The diagnosis was made ??by your doctor or sports already confirmed by MRI, it is not urgent to take a surgical decision.
The first three weeks you are immobilized in a splint unarticulated, 20 ° of flexion, you apply ice 30 minutes 3 ??times a day, you are allowed to set foot on the ground.
The following week you find a normal operation without splint. The physiotherapist helps you in this way, gives you a bit of muscle tone and mobility. When the knee is painless and flexible you make an appointment with your sports physician or surgeon of sport to look forward.
What am I going to complain with my knee’s ACL private?
2 definitions before continuing:
- Instability is the dislocation of feeling that you can feel in your knee.
- Laxity is the abnormal movement observed by the physician during the clinical examination of your knee. Laxity can be measured instrumentally radiology (TELOS) or consulting firm (arthrometer).
You may complain of instability, pasdans everyday except rotations (Saturday night dance …), not in the online sports (running, cycling, swimming beat up …) but in sports with pivot or contact (football, skiing, tennis, judo …).
You may complain of pain, not right away, otherwise you should consult your doctor, but in the long run, why?
Because the natural evolution of its private ACL knee to secondary meniscal tears and osteoarthritis is inevitable even in the absence of instability, repeated anterior subluxation of the tibia under the femur (laxity) results.:
- a Progressive relaxation knee holding members (capsule and ligaments)
- Of Meniscal tears and chondral (cartilage) by shearing, almost constant at 10 years, disabling after 25-30 years of evolution (osteoarthritis). You can then complain of pain, instability, effusion, blocking.
A partial lesion was told, possibly cicatrisable ACL!

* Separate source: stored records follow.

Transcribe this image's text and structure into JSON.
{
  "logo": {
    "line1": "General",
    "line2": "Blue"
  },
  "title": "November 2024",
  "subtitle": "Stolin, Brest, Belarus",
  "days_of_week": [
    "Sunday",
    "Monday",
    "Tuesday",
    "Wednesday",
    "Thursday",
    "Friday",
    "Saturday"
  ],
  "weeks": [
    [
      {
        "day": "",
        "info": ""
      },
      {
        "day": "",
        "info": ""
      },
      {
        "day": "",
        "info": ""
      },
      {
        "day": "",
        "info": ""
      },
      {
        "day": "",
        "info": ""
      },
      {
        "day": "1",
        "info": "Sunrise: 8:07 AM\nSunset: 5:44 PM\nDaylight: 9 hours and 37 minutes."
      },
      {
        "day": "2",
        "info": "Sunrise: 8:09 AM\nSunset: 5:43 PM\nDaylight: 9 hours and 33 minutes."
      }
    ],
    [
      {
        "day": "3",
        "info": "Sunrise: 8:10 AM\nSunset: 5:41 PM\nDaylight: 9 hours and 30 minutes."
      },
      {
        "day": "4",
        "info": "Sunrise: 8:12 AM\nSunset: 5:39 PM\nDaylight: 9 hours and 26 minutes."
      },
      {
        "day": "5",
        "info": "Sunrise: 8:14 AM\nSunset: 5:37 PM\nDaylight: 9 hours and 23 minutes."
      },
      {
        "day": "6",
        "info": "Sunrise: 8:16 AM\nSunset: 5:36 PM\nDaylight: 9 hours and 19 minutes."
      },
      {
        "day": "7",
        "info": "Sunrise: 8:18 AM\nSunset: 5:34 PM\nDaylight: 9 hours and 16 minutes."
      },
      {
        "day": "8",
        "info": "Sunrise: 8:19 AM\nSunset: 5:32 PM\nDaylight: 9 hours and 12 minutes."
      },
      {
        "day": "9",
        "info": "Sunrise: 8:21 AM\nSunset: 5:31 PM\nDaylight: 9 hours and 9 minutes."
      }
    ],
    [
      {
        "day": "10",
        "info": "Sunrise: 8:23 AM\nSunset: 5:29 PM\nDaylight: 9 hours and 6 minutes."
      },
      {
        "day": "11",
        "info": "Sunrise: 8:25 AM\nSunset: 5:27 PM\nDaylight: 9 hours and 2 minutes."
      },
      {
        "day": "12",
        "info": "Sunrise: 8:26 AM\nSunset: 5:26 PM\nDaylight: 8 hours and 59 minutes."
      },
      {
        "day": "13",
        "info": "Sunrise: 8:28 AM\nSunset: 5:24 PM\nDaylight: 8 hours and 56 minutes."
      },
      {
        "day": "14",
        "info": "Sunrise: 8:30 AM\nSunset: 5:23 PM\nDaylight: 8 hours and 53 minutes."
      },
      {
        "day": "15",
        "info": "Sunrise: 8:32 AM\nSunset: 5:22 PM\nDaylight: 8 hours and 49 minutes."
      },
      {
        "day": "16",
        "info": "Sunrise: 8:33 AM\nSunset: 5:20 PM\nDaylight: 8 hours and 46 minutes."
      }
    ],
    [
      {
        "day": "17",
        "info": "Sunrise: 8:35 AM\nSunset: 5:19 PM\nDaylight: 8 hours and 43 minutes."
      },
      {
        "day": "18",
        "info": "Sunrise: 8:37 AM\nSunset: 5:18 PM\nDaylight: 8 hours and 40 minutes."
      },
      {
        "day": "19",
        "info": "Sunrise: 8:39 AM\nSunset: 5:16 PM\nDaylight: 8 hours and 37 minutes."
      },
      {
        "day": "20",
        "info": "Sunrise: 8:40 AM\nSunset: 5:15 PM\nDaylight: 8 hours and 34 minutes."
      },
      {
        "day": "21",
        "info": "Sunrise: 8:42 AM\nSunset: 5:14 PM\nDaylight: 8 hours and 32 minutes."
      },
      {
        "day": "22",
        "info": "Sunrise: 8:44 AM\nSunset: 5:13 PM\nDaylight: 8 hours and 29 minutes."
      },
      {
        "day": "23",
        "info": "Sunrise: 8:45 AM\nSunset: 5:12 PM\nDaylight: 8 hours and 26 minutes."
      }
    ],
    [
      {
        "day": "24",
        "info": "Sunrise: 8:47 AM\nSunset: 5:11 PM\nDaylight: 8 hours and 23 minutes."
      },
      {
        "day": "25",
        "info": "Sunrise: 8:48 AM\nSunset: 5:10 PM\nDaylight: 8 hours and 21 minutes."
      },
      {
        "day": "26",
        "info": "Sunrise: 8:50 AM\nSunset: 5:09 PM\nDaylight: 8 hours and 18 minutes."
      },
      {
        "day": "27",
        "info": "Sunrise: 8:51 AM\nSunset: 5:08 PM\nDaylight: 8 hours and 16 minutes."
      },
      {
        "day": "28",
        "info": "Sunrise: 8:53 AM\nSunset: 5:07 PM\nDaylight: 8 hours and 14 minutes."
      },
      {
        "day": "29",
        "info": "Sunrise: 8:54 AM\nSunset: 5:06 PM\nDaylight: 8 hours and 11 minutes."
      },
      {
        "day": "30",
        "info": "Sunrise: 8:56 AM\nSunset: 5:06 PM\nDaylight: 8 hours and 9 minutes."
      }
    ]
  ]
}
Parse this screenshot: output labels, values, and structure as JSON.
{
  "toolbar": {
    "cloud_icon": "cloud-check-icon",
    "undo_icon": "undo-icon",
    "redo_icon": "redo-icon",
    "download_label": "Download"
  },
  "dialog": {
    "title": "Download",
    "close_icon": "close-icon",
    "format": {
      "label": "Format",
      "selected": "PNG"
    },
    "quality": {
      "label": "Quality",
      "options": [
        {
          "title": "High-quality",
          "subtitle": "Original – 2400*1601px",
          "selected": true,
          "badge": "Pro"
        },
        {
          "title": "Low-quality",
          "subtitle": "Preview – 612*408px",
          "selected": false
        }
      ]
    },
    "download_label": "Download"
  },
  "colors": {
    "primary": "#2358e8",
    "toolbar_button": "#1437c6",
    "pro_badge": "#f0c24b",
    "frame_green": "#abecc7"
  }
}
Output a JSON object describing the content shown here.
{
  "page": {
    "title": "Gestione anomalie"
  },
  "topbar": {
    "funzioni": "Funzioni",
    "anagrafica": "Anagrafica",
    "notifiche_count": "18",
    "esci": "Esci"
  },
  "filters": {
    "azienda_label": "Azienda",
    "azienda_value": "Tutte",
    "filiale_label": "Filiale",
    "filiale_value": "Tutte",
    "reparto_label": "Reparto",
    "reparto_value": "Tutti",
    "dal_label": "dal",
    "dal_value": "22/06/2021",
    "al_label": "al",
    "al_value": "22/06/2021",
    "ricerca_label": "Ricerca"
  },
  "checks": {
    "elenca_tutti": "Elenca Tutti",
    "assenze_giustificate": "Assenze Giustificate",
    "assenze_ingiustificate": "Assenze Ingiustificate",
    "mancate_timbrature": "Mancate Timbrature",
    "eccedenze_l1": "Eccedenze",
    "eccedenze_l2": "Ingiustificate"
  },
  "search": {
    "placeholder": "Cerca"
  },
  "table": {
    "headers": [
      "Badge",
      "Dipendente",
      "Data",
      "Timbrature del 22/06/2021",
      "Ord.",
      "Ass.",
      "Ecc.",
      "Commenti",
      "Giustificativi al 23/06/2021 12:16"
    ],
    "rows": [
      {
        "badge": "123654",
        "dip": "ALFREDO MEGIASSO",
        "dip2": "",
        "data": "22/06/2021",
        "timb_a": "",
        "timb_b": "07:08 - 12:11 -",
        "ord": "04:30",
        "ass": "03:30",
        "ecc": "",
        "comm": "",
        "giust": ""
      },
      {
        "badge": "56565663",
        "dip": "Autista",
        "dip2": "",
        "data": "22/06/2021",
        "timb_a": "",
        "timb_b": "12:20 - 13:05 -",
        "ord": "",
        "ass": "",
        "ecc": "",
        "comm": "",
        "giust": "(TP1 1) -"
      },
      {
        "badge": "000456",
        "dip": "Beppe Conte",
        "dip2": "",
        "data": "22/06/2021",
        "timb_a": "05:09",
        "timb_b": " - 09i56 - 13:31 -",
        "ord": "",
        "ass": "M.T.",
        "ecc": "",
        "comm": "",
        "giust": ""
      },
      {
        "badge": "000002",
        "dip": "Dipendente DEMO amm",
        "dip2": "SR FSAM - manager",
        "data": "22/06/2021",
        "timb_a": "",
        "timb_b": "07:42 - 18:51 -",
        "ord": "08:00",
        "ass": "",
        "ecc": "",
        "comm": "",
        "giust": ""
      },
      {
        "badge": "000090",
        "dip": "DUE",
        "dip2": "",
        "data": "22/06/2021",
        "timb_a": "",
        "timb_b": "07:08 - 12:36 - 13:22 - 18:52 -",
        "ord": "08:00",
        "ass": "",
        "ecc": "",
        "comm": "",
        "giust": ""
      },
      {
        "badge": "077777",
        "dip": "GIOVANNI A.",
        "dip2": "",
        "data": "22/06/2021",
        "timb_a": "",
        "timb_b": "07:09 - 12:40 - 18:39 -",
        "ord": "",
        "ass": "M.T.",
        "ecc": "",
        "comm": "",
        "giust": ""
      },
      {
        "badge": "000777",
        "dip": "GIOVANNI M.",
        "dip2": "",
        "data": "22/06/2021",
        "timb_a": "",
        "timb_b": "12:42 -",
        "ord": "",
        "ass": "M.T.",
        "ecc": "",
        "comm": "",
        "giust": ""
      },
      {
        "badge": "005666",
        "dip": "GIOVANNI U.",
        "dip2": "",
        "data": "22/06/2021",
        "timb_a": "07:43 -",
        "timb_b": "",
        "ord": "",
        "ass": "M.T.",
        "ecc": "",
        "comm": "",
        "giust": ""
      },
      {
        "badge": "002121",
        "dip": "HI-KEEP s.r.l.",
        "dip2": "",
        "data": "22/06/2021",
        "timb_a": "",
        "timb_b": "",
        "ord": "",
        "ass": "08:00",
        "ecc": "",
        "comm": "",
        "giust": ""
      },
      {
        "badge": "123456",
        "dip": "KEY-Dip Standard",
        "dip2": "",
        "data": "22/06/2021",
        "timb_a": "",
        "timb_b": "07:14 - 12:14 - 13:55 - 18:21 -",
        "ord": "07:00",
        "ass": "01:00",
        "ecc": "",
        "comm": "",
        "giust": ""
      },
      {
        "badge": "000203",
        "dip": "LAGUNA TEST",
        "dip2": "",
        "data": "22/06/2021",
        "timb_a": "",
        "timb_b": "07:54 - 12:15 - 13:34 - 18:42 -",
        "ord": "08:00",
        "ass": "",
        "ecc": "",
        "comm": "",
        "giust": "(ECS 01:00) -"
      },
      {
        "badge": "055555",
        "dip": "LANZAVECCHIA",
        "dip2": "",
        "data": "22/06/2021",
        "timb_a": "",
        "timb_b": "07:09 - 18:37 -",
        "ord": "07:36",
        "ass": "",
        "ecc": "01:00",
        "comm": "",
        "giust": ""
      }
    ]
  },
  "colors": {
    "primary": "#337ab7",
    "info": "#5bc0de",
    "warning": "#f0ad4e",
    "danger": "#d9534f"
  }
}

Some clinical signs and imaging give us a little hope of healing: the lack of initial dislocation sensation, lack of initial swelling, laxity tests slightly marked, MRI aspect of LCA tense and vertical. This table specifically justifies the initial capital, the lack of precipitation to surgical repair, and repetition of clinical examination on the knee “cooled” between 6 weeks and 2 months after the accident. The doctor may, if it deems necessary, measure the laxity (or arthrometer TELOS) or request an MRI scan. By cons, whatever MRI appearance of the ACL if the laxity tests are francs therapeutic management is the same as the total rupture.
The total rupture is certain, is it advisable to have surgery?
The natural history of a private ACL knee makes me simplify the therapeutic indications as follows:
- Young-topics, except make arguments against surgery
- Subject> 45 years, does not operate except arguments for surgery
Arguments against surgery:
- Your Knee is stable
- The Laxity tests appreciated by your doctor are weakly positive
- You Are not motivated, you agree to limit yourself to online sports: running, cycling, swimming beats
- You Have a sedentary job
Arguments for surgery:
- You Are unstable
- The Laxity tests are francs
- L’IRM Leaves no doubt as to the complete break-You Are motivated to keep the sports with pivot: football, skiing, tennis …
- You Have a very physical job
I do not have surgery, what precautions I should take?
You have to find a strong knee, well protected by muscle structure that protects it, especially the quadriceps and hamstrings. For this I advise you:
- A Well-conducted rehabilitation, with an isokinetic testing (evaluation of muscle strength test) at the end of rehabilitation
- A Progressive rehabilitation sport starting with bodybuilding and sports online
- A Regular physical maintenance, multi weekly-optionally A knee in sports with pivot or contact.
At the slightest complaint: pain, swelling or instability in the effort, consult your doctor sport.
Total: the doctor informs the patient has.
Doctor Yves GUGLIELMETTI. – 28 janvier 2014.